The private health system provides comprehensive care for your medical conditions however, it can be difficult to understand the different fees involved.
The government (through Medicare) and your health insurance cover a portion of your medical fees. Each health fund chooses to provide cover only up to a certain level. This level can differ between health funds and even within the same health fund through different policies.
How are fees set?
Mr Chua sets his fees in accordance with the industry standards set by the Australian Medical Association (AMA) and so the standard fee for the same operation does not change between patients.
Why is there a gap?
The gap is the difference between the surgeon’s fees and the rebates provided by Medicare and the health funds. Medicare provides 75% of the Medicare Benefits Schedule fee and your health fund provides the remaining 25%*
*from Doctor’s Bills, Australian Government brochure, August 2014
Variation between funds
Individual health funds choose to cover only a certain amount for each operation. Some funds cover more than others, and fees can also vary due to your level of cover and your choice of policy.
Costs Associated with Your Operation
Mr Chua’s fee covers the surgery and the initial post-operative consultations, known as the aftercare period, which is usually six weeks.

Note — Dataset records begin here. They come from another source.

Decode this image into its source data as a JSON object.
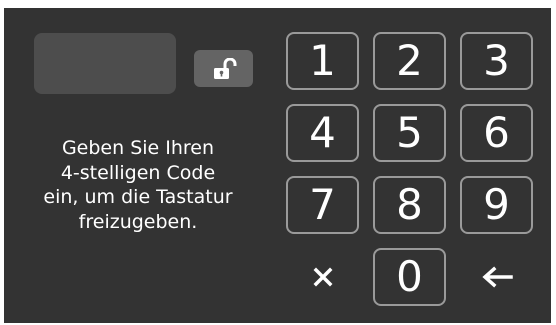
{
  "display": {
    "value": ""
  },
  "instruction": {
    "lines": [
      "Geben Sie Ihren",
      "4-stelligen Code",
      "ein, um die Tastatur",
      "freizugeben."
    ]
  },
  "keypad": {
    "keys": [
      "1",
      "2",
      "3",
      "4",
      "5",
      "6",
      "7",
      "8",
      "9",
      "0"
    ],
    "clear_icon": "close-icon",
    "backspace_icon": "arrow-left-icon"
  },
  "lock": {
    "icon": "unlock-icon",
    "state": "unlocked"
  },
  "colors": {
    "background": "#333333",
    "display": "#4d4d4d",
    "lock_button": "#646464",
    "key_border": "#9a9a9a",
    "text": "#ffffff"
  }
}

His fee does not cover costs associated with other practitioners involved in your care, including your anaesthetist, surgical assistant and physicians. It does not include any excess or co-payments you may have on your health insurance policy.
Slings, crutches, braces, or orthotics provided by the hospital may or may not be covered by your health fund.
Unexpected findings or unplanned, extended hospital stays may incur further costs not covered by your health fund.
Please feel free to discuss any questions regarding surgery fees with Mr Chua. He is happy to answer any queries you have or clarify any information for you.